Apple recently announced that the forthcoming Xcode 6 will include support for their new programming language, Swift. In the mobile development realm this announcement has naturally created quite a stir among iOS and OS X project stakeholders.

In this post we will take a brief look at what Swift is and what the implications are for businesses and developers.

What is Swift?

According to the Swift documentation, Swift is

"a new programming language for iOS and OS X apps that builds on the best of C and Objective-C, without the constraints of C compatibility."

For those familiar with Ruby, Python or Lisp, transitioning to writing software for Apple devices has suddenly become much more familiar. Many of the arcane parts of the Objective-C language that befuddled new developers are gone; replaced with modern features borrowed from popular languages.

Apple CEO Tim Cook said

"Swift is fast. It is modern. It is designed for safety and it enables a level of interactively and development you've never seen before on the platform… "

With a concept called "playground", Apple has made an interactive scratch pad feature to let developers test and tweak code snippets interactively. This will greatly reduce the amount of time consumed by the build-compile-run cycle. A developer can make some code changes and immediately test their impacts. Additionally, Swift allows a user to use Apple's Interface Builder tool with Swift to make design tweaks in real time.

These claims can be both exciting and worrisome, and while Apple has already provided many Swift language resources, there are broader questions to consider.

How long until Apple requires Swift?

Apple has apparently been working for years laying the foundation to support the new language. In fact, this new language shares many similarities to a language, Dylan that Apple helped create in the early '90s.

The first developer releases of the iOS 8 and Mac OS X Yosemite APIs are already moving towards Swift syntax. This gives us insight into Apple's trajectory. While there has been no official timeline announcement from Apple, I think it's fair to assume that Apple will eventually migrate their API's to Swift only and will deprecate Objective-C. It makes sense to begin thinking now about that eventuality.

Can Swift and Objective-C/C/C++ live happily together in the same project?

In short, yes, both Swift and Objective-C source files can exist in the same project (using a method called "Mix and Match"). Also, compiled Swift object code is already compatible with iOS 7 and Apple has promised compatibility with compiled code as the language evolves. While it is possible for Swift and Objective-C to share a project, there are implications to consider. For example, Objective-C cannot access many of the Swift language features like generics, tuples, structures, nested types, etc. Also, when adding an Objective-C source file to a Swift project a "bridging header" file must be added to your project.

All of this means that careful planning and due diligence is required when considering how to transition Objective-C and Swift projects. In other words, there's more involved than simply learning the Swift language.

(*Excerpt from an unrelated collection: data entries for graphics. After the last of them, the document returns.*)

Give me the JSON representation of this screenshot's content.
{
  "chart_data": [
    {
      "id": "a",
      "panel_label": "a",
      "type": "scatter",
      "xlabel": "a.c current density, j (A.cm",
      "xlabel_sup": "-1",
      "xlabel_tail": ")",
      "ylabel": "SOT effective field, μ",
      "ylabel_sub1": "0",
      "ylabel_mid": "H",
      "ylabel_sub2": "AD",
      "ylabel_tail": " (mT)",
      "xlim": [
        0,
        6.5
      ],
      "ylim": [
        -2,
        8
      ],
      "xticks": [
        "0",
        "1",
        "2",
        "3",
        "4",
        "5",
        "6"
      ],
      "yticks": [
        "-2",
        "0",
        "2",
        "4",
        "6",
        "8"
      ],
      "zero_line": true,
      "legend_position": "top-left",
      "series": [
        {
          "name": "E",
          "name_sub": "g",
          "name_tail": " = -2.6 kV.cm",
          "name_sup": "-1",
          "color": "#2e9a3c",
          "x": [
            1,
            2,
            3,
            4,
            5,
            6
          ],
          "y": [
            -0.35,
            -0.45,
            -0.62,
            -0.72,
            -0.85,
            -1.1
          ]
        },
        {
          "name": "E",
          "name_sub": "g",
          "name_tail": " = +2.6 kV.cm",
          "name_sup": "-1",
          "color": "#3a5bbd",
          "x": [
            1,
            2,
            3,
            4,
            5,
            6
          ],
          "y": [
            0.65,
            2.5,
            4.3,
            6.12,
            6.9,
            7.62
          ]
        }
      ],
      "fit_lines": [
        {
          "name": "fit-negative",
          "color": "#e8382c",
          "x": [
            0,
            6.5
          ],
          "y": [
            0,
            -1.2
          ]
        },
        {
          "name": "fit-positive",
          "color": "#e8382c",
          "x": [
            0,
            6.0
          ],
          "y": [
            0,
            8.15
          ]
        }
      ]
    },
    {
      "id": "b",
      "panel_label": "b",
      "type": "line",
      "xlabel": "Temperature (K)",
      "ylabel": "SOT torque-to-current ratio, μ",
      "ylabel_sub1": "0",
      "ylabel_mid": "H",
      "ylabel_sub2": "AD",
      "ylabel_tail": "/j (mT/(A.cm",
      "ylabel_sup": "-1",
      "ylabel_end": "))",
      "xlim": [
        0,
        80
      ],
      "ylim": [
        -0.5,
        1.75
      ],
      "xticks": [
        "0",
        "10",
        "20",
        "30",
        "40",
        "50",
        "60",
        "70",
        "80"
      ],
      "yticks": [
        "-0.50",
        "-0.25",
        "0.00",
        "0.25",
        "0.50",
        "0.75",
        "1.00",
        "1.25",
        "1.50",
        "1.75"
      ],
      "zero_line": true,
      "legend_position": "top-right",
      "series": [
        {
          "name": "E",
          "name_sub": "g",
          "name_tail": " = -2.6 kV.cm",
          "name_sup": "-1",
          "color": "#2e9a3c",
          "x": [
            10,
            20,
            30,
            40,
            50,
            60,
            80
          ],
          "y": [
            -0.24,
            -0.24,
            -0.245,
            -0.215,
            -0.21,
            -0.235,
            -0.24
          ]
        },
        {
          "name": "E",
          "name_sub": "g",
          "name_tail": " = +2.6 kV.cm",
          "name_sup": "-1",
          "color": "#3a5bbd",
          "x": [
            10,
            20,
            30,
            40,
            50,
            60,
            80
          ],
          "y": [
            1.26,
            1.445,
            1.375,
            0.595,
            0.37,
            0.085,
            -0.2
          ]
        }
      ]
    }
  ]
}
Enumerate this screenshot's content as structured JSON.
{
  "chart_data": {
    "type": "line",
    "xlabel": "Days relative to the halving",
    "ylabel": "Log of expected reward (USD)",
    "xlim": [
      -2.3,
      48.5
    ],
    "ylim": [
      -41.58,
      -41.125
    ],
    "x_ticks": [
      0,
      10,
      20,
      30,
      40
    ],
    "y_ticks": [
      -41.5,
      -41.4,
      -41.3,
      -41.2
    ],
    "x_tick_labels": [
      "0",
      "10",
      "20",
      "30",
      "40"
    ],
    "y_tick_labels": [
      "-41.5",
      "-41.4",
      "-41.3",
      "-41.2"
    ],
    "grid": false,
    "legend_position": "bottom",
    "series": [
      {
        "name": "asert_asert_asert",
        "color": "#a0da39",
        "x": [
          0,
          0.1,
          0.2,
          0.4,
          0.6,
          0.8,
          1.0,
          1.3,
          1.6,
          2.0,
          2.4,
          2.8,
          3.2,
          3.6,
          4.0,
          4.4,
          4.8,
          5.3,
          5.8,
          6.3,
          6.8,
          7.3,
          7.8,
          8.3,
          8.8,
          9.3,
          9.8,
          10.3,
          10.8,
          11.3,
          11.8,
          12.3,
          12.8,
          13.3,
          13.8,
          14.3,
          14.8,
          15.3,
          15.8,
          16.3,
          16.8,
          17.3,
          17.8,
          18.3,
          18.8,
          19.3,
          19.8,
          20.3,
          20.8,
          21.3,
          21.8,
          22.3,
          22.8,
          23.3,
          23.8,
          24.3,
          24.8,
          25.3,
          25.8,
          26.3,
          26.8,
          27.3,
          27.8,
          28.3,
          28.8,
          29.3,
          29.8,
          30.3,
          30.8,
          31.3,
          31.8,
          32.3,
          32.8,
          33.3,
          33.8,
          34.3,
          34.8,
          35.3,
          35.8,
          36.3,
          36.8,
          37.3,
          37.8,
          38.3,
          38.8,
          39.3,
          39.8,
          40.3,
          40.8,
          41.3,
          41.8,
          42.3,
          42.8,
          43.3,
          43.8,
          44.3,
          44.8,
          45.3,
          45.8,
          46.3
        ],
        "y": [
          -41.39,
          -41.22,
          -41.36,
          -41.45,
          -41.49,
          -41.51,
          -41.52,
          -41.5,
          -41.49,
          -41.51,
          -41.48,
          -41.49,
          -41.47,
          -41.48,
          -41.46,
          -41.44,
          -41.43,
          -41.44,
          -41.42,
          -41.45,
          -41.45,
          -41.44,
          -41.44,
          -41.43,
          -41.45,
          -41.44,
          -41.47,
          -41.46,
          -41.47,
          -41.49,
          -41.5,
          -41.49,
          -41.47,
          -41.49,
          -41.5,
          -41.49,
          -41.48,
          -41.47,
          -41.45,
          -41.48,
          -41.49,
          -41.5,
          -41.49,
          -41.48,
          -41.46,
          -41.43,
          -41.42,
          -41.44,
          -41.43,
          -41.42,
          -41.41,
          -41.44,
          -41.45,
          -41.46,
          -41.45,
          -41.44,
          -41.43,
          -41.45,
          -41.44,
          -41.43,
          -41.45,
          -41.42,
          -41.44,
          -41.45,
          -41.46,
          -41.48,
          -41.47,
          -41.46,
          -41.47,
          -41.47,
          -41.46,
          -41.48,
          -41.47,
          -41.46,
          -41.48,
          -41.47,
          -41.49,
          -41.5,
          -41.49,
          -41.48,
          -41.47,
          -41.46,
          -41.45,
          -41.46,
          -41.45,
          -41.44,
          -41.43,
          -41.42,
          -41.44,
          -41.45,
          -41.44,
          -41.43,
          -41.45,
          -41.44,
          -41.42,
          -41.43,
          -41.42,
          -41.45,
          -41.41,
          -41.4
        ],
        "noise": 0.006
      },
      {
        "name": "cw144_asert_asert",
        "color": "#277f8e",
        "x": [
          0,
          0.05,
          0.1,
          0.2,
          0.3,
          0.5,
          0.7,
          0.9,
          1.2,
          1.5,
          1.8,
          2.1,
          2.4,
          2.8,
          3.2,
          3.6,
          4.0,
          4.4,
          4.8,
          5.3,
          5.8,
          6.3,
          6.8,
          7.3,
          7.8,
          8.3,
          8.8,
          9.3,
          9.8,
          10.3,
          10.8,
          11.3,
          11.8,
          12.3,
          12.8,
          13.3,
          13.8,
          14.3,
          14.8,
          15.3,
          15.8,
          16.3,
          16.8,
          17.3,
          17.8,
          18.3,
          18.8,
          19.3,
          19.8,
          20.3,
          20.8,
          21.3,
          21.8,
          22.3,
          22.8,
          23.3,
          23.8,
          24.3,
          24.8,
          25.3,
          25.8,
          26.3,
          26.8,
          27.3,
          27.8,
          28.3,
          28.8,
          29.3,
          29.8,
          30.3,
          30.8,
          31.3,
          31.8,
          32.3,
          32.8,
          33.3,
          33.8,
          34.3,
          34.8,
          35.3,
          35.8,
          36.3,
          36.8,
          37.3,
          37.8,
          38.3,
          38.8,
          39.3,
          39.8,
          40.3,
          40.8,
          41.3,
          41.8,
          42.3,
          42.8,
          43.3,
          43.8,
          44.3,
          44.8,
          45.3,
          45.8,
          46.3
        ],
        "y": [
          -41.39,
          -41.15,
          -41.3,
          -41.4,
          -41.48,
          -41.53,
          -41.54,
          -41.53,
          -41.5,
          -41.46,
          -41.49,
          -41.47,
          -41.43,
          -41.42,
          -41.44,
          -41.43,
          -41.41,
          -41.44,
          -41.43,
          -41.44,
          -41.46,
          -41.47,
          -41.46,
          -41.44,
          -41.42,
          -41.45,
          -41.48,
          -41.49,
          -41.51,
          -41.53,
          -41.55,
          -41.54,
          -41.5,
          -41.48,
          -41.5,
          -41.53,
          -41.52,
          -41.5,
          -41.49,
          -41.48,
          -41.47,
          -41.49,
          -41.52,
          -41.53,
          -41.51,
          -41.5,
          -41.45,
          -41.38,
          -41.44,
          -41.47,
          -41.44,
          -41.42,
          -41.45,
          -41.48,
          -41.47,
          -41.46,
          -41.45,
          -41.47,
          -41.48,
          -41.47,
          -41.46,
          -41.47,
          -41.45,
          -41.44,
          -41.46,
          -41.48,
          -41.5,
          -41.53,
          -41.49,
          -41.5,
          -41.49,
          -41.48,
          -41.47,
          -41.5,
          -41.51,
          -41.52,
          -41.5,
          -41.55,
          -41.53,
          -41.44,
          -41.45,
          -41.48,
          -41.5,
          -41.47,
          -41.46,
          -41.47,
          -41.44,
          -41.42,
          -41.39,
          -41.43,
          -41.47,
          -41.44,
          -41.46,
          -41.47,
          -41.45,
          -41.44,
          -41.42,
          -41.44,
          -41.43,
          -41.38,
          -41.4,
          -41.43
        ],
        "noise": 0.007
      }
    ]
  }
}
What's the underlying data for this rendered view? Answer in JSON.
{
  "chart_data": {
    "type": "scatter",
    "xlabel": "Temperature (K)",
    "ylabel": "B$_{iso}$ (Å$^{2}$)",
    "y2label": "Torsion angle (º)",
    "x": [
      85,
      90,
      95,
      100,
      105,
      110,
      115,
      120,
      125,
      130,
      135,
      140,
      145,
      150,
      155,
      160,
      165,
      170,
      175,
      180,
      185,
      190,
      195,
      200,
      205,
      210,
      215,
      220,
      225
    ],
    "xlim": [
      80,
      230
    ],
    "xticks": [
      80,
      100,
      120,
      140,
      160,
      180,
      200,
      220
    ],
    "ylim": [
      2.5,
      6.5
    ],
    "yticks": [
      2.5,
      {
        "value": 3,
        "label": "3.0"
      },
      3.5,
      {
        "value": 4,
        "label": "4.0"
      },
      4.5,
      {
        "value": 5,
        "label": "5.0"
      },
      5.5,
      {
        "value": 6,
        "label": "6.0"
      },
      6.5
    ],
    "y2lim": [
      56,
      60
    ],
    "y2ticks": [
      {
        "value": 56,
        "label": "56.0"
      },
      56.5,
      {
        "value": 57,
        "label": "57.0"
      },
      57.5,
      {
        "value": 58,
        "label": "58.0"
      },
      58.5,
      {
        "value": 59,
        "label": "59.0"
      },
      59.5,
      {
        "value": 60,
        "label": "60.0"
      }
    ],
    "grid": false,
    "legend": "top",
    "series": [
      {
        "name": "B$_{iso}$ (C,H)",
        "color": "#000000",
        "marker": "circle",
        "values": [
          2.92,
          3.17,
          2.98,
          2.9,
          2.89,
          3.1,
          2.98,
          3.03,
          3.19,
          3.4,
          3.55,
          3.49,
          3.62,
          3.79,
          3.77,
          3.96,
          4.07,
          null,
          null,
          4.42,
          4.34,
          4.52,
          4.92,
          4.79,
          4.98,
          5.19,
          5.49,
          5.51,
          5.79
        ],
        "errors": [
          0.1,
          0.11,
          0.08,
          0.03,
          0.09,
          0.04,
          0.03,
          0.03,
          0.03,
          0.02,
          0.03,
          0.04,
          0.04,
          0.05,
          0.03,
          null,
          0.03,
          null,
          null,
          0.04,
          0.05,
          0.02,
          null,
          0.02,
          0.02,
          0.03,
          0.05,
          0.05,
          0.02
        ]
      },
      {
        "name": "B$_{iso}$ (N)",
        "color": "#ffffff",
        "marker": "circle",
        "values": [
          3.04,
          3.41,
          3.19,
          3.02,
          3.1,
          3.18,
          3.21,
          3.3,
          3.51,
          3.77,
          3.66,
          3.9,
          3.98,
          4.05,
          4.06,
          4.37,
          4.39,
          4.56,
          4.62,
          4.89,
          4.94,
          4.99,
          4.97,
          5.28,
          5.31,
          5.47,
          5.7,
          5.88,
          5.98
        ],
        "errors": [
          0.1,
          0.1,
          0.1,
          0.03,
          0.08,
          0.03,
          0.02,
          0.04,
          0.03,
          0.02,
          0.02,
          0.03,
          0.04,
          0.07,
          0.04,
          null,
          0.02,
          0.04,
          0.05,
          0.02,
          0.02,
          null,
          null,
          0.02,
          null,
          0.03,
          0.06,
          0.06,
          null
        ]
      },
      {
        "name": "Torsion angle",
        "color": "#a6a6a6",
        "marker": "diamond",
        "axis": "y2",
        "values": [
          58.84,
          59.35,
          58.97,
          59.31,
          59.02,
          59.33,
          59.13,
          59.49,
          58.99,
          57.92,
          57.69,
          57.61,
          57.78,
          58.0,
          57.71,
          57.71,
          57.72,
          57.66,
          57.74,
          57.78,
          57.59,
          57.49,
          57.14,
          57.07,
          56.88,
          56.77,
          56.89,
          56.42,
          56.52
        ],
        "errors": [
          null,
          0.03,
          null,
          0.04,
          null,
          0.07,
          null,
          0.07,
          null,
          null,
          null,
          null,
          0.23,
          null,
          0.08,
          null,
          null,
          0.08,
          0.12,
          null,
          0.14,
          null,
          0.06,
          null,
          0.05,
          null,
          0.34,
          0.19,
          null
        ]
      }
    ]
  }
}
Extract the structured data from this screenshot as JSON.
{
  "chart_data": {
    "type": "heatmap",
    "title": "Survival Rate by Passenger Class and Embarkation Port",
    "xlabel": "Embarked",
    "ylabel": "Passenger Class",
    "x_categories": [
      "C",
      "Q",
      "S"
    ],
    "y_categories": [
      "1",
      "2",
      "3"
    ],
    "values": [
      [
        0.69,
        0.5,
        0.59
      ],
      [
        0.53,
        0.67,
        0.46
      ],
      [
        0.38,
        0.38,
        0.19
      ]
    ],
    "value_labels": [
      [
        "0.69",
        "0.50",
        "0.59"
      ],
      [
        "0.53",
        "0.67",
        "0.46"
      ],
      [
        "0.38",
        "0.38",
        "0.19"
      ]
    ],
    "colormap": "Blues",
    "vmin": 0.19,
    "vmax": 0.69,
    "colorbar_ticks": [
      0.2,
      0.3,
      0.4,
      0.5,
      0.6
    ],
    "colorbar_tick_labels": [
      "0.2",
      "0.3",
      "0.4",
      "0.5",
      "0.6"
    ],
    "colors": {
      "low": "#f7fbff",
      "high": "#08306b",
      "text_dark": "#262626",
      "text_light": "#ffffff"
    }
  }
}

Should we adopt Swift sooner or later?

Apple has made their intentions clear - Swift is the language for iOS and Cocoa development. With iOS 8 and Mac OS X Yosemite, developers will be able submit apps using Swift to the App Store and Mac App Store in the Fall. This has implications for every business that produces Apple apps. Business managers and developers should consider now how to best make that transition.

Do you and your team have the necessary resources available (e.g. time, budget, etc.) to commit to learning, prototyping, and testing Swift source in your project? Is there someone on your team or in your company that can learn and serve as a Swift expert? Do you have a requirement to support iOS 6 or Mac OS X Lion (which will not run Swift apps)?

One way a team can experiment with minimal impact is writing test cases. The new XCTest classes have Swift equivalents. So, a team can write small chunks of code to add unit tests to an application while they learn how the language interacts with their code.

For some businesses Swift offers new features that provide very compelling reasons to be an early adopter. Are there specific features of Swift that will benefit your products? According to Apple's WWDC announcement, Swift provides a host of new features including fast and concise iteration over a range or collection, structs that support methods, extensions and protocols, and more. Developers should decide if and when it makes sense to move towards implementation of features like these.

Also, are there third-party source files in your project that will need to be updated? If so then you will also want to think about how to commit resources to research and transition those at some point.

Moving Forward

Let's be honest - this can be a little overwhelming, and yet the prospects of moving to a simpler more powerful language are very exciting.

Steve Jobs once said

"The over-all point is that new technology will not necessarily replace old technology, but it will date it. By definition. Eventually, it will replace it. But it's like people who had black-and-white TVs when color came out. They eventually decided whether or not the new technology was worth the investment."

Obviously each business and developer will have to think through how and when transitioning to Swift will move their projects forward.